I tre stadi della carenza di ferro: riconoscere e comprendere i segnali precoci

I tre stadi della carenza di ferro: riconoscere e comprendere i segnali precoci

Il ferro rappresenta un elemento essenziale per il nostro organismo, richiesto in piccolissime quantità ma fondamentale per molte funzioni vitali.
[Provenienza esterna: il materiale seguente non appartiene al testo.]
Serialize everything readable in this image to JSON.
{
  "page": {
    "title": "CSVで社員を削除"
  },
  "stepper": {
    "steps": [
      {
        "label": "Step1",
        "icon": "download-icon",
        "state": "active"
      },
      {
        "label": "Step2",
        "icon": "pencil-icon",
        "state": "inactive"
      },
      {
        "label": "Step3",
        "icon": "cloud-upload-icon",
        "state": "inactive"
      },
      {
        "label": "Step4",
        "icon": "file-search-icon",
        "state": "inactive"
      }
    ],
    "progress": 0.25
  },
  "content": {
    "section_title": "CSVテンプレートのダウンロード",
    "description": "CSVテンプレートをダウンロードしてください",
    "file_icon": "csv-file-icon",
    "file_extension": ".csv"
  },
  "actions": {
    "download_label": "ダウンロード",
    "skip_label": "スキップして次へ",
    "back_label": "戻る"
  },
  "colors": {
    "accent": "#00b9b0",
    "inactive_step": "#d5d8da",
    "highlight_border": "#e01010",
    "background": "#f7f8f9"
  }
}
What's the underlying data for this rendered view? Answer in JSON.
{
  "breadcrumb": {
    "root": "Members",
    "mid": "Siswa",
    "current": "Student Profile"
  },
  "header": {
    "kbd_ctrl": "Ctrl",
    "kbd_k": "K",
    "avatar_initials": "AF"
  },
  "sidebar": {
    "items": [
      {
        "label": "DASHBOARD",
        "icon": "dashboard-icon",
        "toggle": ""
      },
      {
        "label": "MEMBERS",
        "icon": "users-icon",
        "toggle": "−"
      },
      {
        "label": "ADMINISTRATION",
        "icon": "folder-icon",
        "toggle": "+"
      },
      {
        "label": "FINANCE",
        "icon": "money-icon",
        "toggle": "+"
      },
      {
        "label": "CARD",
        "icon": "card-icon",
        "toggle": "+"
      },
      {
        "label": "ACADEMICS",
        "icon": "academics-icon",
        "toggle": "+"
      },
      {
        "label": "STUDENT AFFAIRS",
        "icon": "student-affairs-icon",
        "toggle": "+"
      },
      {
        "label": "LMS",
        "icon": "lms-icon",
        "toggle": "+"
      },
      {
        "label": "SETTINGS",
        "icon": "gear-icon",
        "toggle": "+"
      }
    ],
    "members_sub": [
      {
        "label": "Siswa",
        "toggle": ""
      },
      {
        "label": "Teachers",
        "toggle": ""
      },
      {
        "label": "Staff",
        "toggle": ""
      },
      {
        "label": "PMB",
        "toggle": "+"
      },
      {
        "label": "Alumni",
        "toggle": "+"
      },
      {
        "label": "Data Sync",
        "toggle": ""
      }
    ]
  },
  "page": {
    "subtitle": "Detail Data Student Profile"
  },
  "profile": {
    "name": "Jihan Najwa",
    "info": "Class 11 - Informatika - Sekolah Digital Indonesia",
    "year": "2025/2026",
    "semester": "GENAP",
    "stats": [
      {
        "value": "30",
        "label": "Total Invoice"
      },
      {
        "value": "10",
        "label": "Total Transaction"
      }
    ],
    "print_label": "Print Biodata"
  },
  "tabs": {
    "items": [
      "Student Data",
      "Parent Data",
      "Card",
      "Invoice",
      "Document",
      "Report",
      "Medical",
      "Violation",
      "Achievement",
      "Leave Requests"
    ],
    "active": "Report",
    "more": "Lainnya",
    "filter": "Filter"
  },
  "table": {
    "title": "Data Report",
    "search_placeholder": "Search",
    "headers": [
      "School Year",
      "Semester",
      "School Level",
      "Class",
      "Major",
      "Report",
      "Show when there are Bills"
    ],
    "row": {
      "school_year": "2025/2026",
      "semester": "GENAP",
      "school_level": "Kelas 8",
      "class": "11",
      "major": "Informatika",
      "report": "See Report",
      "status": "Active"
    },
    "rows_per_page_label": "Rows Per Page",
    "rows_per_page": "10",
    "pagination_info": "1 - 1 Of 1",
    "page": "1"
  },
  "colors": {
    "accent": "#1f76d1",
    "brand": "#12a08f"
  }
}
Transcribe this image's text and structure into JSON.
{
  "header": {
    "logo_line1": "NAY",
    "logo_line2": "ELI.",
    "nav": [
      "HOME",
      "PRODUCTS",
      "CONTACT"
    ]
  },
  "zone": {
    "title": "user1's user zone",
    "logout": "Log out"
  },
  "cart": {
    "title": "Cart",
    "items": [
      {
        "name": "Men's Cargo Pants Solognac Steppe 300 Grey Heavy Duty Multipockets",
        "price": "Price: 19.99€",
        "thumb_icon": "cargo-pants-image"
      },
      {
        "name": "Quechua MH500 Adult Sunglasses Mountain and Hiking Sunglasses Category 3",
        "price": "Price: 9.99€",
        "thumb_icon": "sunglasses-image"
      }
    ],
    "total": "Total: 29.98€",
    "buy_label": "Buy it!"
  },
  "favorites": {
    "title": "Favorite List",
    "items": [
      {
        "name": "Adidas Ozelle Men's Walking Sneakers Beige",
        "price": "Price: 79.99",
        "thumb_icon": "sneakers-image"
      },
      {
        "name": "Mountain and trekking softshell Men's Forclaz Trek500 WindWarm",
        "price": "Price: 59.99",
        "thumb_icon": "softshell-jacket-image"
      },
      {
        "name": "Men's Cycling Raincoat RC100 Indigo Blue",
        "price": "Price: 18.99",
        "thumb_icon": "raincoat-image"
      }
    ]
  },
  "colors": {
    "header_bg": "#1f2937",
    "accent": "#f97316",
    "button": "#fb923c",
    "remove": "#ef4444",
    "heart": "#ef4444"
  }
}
La carenza di ferro può evolvere in anemia attraverso vari stadi, la cui velocità di progressione dipende dalle riserve individuali di ferro, nonché dall’entità e dalla durata della perdita di ferro o di sangue.

Il ruolo del ferro nel corpo umano

Nel corpo umano adulto, la quantità totale di ferro è di circa 3-4 grammi distribuiti in diverse forme:

  • Globuli rossi: circa 2 grammi, corrispondenti a circa 2000 ml di globuli rossi (25-30 ml per kg di peso corporeo)
  • Proteine contenenti ferro come mioglobina, citocromi e catalasi: circa 400 mg
  • Ferro plasmatico legato alla transferrina (forma di trasporto del ferro): da 3 a 7 mg
  • Ferro di deposito sotto forma di ferritina o emosiderina: circa 0,8-1 grammo negli uomini e 0,4-0,5 grammi nelle donne

Le riserve di ferro sono principalmente localizzate nel sistema monocito-macrofagico di fegato, milza e midollo osseo, immagazzinate come ferritina e emosiderina.